New figures released by the US Centres for Disease Control and Prevention (CDC) show that fewer Americans are smoking than ever before, with the percentage of adult smokers aged 18 and over dropping to just 15.2 percent, a significant decrease from the 2014 figure of 16.8 percent.
Even more promisingly, the rate at which people are quitting smoking has accelerated, with the 1.6 percent drop between the 2014 and 2015 levels of adult smokers representing the steepest quitting rate in CDC statistics going back as far as 1997, when 24.7 percent of adult Americans smoked.
In fact, if that rate of quitting were to keep up for the next 10 years, by 2025 less than 13 percent of American adults would be smokers. A pretty amazing result, especially when you consider that as recently as 1965 42 percent of the adult population smoked.
The new figures are based on January to March data from the 2015 National Health Interview Survey, with the CDC defining current cigarette smokers as those who had smoked more than 100 cigarettes in their lifetime and who now smoke every day or some days.
Owing to the January to March window, the figures may contain one red herring as far as smoking goes. Since the survey period encompasses the new year, the data may be skewed slightly by the impact of new year's resolutions.
According to the statistics, 17.4 percent of adult men are current smokers, and 13 percent of adult women. Only 7.5 percent of those aged 65 and over smoke, whereas 17 percent of 18- to 44-year-olds and 16.9 percent of 45- to 64-year-olds are smokers. Hispanic adults are less likely to be smokers (10.4 percent) than non-Hispanic black (19.1 percent) and non-Hispanic white (17.1 percent) adults.
More good news is that a study published in June by researchers at the University of California, San Francisco in the US discovered that as smoking declines, existing American smokers are "softened" and are more likely to quit themselves.

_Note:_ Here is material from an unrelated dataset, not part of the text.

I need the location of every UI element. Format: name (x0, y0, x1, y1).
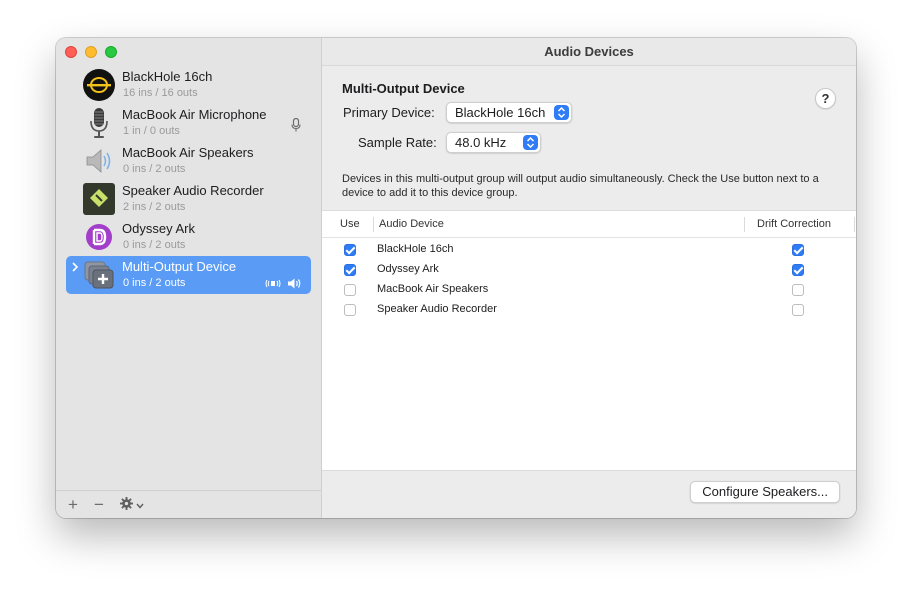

The researchers found that for every 1 percent drop in the fraction of the population that smoked, the number of smokers trying to quit increased by 0.6 percent.
"It's conceivable we've reached a tipping point, and have really set in motion a cultural event in which smoking is not acceptable and not enjoyable," said Norman Edelman of the American Lung Association, who was not involved with the research, in comment to Dennis Thompson at HealthDay.